Woad Mead

Most people turning into Griffiths Way would never guess the origins of the land on the corner stretching from the Abbey View office development through to Sainsbury’s supermarket. Some may remember the gasworks which occupied the site before the retail park but are unlikely to know that it was once part of a meadow called Woad Mead (sometimes called Wot Mead, Wat Mead, Wood Mead or Wood Close). Woad Mead was in Eywood in medieval times. Eywood extended from the present day Abbey Station towards Park Street and would have included Sopwell.

The land in this area was principally water meadow. The name Woad Mead may relate to the wetness of the land, though it is more likely to relate to the growing and processing of woad, which would have been a crop needed to dye wool in medieval times when the wool and woollen textile industry was significant in this country. Added to this, a path (probably an ancient trade route) passed through Woad Mead connecting the Abbey, via Fullers Street (later called Mud Lane) across what is now Verulamium Park, with Watling Street at St Julian’s and onwards to the London markets. 17th century maps identify part of this path as Eywood Lane. The road by the gasworks was called Eywood Road before it became Griffiths Way.

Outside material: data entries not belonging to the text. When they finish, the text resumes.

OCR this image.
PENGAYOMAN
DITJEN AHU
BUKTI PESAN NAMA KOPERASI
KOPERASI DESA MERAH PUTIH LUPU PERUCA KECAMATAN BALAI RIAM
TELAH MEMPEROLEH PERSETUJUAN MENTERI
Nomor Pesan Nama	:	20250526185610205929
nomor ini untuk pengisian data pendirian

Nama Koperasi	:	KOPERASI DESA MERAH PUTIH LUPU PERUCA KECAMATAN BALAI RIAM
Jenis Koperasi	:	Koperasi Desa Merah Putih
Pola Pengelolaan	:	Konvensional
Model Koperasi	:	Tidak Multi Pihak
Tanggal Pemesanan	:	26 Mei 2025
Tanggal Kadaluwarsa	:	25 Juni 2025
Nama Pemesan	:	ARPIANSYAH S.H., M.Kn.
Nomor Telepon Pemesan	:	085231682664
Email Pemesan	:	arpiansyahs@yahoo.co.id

Its position and ownership is confusing. Woad Mead lay within St Stephen’s parish but was in the manor of Sopwell and so part of St Peter’s parish. The earliest maps of the area show it within the ancient borough of St Albans. In the 16th century, the land belonged to the owners of Sopwell and later the owners of the St Julian’s estate. However, there was a 2½ acre strip across the middle of it which belonged to the Churchwardens of St Peter’s parish for the benefit of its poor. See the extract from the plan of St Julian’s 1814 below. The history of this important strip of land from 16th century until its sale in the early 19th century confirms its ownership by rental agreements and payments.

Following the Dissolution of the Monasteries, much of the lands in this area were granted to Sir Richard Lee, one of Henry’s military engineers. Not content with having all this land including Woad Mead to use, he decided that he also wanted to utilise the narrow strip of land across the middle belonging to St Peter’s. So, in 1545 the land, described then as a barn field of five acres, was leased to him at an annual rent of eight shillings. It is not explained exactly why Lee wanted this strip of land but it was obviously important to him. It probably made sense to join it up with his other lands and some years later this is what he did. He demolished the barn, pulled up all the hedges and merged the land with his own. One reason, could be that the land was used for deer hunting. Having restricted access to a strip of land in the middle of a chase would have been a great inconvenience. When Lee passed away, his daughter Mary, who married Humphrey Coningsby and then Ralph Pemberton, continued to lease this strip of land from St Peter’s parish and pay the rent. Mary Pemberton died in 1610 her lands, including the lease of Woad Mead were inherited by her nephew, Richard Sadleir. He shared the land with William Packington and the pair of them disputed the rent, now raised to 20 shillings, and refused to pay. This resulted in a court case. It did not help the church wardens of St Peter’s parish that the original deed of ownership could not be found and that the boundaries of the land were vague. In 1616, the case was heard in the High Court of Chancery which confirmed the entitlement of St Peter’s to a rental. The court determined that the defendants were not allowed to plough it or despoil it by ploughing or otherwise and they had to pay the arrears. Sir Thomas Pope Blount and Sir John Luke were appointed to determine the boundaries of the land in question, for which Sadler and Packington were obliged to pay rent. In the description the land on the west upon the highway was 8 poles from the hedge and ditch, to the north land 48 poles.

In 1663 Robert Sadleir a descendant of Richard sold Woad Mead to John Ellis. The sale obviously excluded the strip in the middle. Ellis was a woollen merchant who, in 1649, had bought the estate at St Julian’s. Woad Mead then passed down through the owners of St Julian’s ending with William Wilshere and his heirs. By 1803, the St Julian’s mansion had been demolished. John Willan, a tenant farmer of St Julian’s, was the last to farm the St Peter’s strip as it was not included in the lease of the next tenant farmer, John Gomme. The Woad Mead strip continued to be let out by public auction to various people who appeared to have no interest in farming. One was a blacksmith, another a wheelwright and the last one was a warehouseman. One could see from the description of the plans (see image below) that this piece of land in Woad Mead exactly fitted the area later occupied by the gasworks. This proved to be so. The land belonging to St Peter’s parish was finally sold off. Initially it was leased to the St Albans Gas Company in 1831 and then the freehold was purchased in 1872.


  1. Lindsay

    How interesting – I never knew Mud Lane was ever known as anything else, and I often used to wonder who “Sadleir” was, after whom Sadlier Road is named; I had a school friend who lived there!